In Österreich sorgt ein aktueller Wetterumschwung für extreme Bedingungen. Während die Temperaturen in vielen Regionen um den Gefrierpunkt liegen, bringt eine südliche Strömung am Wochenende mildere und feuchtere Luft. Dies wird von mehreren Tiefdruckgebieten begleitet, die für Schneefall, Regen und gefrierenden Regen sorgen werden. Laut oe24 wird die Glättegefahr, insbesondere in der Nacht auf Samstag und bis Sonntagmorgen, erheblich sein.
Im Detail wird es am Samstag zu Niederschlägen kommen, die sich vom südlichen Bergland nach Norden ausbreiten. In den tiefen Lagen wird Glätte durch gefrierenden Regen erwartet, während in Oberösterreich meist Schneefall zu verzeichnen sein wird. Die Wetterlage sorgt auch im Westen Österreichs für zeitweise Auflockerungen und Sonnenschein.

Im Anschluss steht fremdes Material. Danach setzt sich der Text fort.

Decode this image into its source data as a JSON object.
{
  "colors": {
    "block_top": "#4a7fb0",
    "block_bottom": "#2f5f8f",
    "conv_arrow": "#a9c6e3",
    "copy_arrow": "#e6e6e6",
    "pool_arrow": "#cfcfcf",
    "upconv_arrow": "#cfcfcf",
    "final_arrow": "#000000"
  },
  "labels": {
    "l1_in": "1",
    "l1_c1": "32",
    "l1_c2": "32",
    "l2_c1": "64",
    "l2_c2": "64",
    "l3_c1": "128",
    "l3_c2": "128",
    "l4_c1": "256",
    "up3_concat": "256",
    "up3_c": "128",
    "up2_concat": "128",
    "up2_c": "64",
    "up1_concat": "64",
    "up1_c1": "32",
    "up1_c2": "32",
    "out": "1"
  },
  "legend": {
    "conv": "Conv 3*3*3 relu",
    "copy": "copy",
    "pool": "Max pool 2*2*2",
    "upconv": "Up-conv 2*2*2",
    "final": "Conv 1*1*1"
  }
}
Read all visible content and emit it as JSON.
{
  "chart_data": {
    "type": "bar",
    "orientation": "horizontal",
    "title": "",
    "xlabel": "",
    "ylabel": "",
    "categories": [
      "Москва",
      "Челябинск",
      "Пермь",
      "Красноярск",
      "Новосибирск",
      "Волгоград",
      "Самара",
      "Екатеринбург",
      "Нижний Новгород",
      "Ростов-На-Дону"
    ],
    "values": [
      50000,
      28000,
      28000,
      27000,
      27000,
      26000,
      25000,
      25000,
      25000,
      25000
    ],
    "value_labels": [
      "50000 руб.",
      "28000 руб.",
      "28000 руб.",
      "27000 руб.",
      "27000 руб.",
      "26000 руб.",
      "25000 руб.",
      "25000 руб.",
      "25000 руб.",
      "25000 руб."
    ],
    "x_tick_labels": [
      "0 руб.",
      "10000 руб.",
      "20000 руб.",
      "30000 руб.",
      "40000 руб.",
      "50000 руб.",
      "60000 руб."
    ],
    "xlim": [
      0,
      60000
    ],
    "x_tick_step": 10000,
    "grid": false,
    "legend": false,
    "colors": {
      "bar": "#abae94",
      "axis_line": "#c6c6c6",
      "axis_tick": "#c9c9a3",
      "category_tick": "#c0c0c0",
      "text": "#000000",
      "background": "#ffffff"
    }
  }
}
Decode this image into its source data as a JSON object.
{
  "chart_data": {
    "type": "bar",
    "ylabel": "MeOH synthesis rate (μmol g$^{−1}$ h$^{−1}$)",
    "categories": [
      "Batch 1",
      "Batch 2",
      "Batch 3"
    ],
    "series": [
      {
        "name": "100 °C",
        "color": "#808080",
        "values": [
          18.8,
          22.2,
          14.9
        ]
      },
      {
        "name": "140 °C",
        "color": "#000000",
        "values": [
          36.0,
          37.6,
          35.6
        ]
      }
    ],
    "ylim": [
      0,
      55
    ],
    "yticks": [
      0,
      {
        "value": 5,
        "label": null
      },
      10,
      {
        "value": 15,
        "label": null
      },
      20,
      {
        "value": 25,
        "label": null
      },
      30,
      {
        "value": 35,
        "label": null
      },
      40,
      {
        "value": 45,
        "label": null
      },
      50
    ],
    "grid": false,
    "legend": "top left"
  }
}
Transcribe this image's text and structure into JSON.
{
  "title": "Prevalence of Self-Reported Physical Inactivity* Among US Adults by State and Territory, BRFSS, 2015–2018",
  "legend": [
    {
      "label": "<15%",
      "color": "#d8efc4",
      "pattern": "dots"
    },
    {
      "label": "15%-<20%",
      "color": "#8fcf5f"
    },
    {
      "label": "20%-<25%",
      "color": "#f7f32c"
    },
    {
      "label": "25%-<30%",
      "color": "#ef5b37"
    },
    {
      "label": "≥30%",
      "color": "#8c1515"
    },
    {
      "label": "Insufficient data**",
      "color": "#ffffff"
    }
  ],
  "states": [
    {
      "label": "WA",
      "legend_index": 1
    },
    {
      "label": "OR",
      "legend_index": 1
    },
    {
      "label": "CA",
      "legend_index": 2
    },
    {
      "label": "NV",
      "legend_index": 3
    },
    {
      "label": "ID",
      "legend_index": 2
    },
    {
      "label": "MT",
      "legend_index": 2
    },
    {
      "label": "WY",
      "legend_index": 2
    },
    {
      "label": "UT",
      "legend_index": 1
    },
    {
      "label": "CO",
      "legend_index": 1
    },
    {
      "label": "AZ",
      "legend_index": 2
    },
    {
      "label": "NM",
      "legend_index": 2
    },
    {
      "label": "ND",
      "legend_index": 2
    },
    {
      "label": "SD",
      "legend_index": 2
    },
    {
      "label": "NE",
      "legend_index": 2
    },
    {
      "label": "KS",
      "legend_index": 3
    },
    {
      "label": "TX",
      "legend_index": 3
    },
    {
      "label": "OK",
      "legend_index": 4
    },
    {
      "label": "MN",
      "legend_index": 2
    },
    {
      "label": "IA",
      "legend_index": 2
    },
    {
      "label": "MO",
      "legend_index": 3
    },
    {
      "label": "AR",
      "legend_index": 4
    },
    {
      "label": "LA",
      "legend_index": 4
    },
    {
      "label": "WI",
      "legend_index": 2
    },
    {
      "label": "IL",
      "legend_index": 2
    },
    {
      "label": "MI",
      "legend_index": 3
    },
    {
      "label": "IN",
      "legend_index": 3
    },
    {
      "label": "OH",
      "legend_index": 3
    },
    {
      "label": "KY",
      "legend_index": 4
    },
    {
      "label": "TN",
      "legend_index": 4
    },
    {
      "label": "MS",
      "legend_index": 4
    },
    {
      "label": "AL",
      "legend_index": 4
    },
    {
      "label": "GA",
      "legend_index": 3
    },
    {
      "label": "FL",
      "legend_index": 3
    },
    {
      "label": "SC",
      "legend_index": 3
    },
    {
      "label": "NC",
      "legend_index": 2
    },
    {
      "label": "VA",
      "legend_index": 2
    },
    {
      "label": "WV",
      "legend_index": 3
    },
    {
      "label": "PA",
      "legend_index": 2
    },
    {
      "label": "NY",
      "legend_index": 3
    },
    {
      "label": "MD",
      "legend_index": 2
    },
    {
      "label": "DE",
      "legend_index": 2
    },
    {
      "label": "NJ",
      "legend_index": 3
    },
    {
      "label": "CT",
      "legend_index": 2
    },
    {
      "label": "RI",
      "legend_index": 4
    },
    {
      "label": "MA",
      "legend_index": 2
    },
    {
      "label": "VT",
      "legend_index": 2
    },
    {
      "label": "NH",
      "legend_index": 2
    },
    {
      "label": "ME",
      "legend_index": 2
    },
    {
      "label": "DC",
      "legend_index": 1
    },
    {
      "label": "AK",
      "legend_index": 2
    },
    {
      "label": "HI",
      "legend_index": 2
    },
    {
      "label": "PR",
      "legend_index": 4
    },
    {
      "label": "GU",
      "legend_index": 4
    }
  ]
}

Schnee- und Glatteisgefahr
Die Glatteisgefahr ist besonders im Norden und Osten des Landes akut. Wie wettergefahren.de berichtet, bringt die östliche Strömung trockene, kalte Kontinentalluft in diese Regionen, während die westliche Hälfte milder wird. Ab der Nacht zum Samstag kann es im Westen und Nordwesten zu gefrierendem Regen und regionalen Unwettern kommen.
Am Samstag ist mit einem Übergang der Niederschläge in Schnee zu rechnen, wobei in beispielsweise Dauerfrostgebieten zwischen 1 und 3 cm Neuschnee fallen können. Während tagsüber im Westen und Südwesten häufig frostfreie Temperaturen herrschen, wird in den anderen Teilen des Landes ein leichter bis mäßiger Dauerfrost zwischen -7 und -1 Grad erwartet.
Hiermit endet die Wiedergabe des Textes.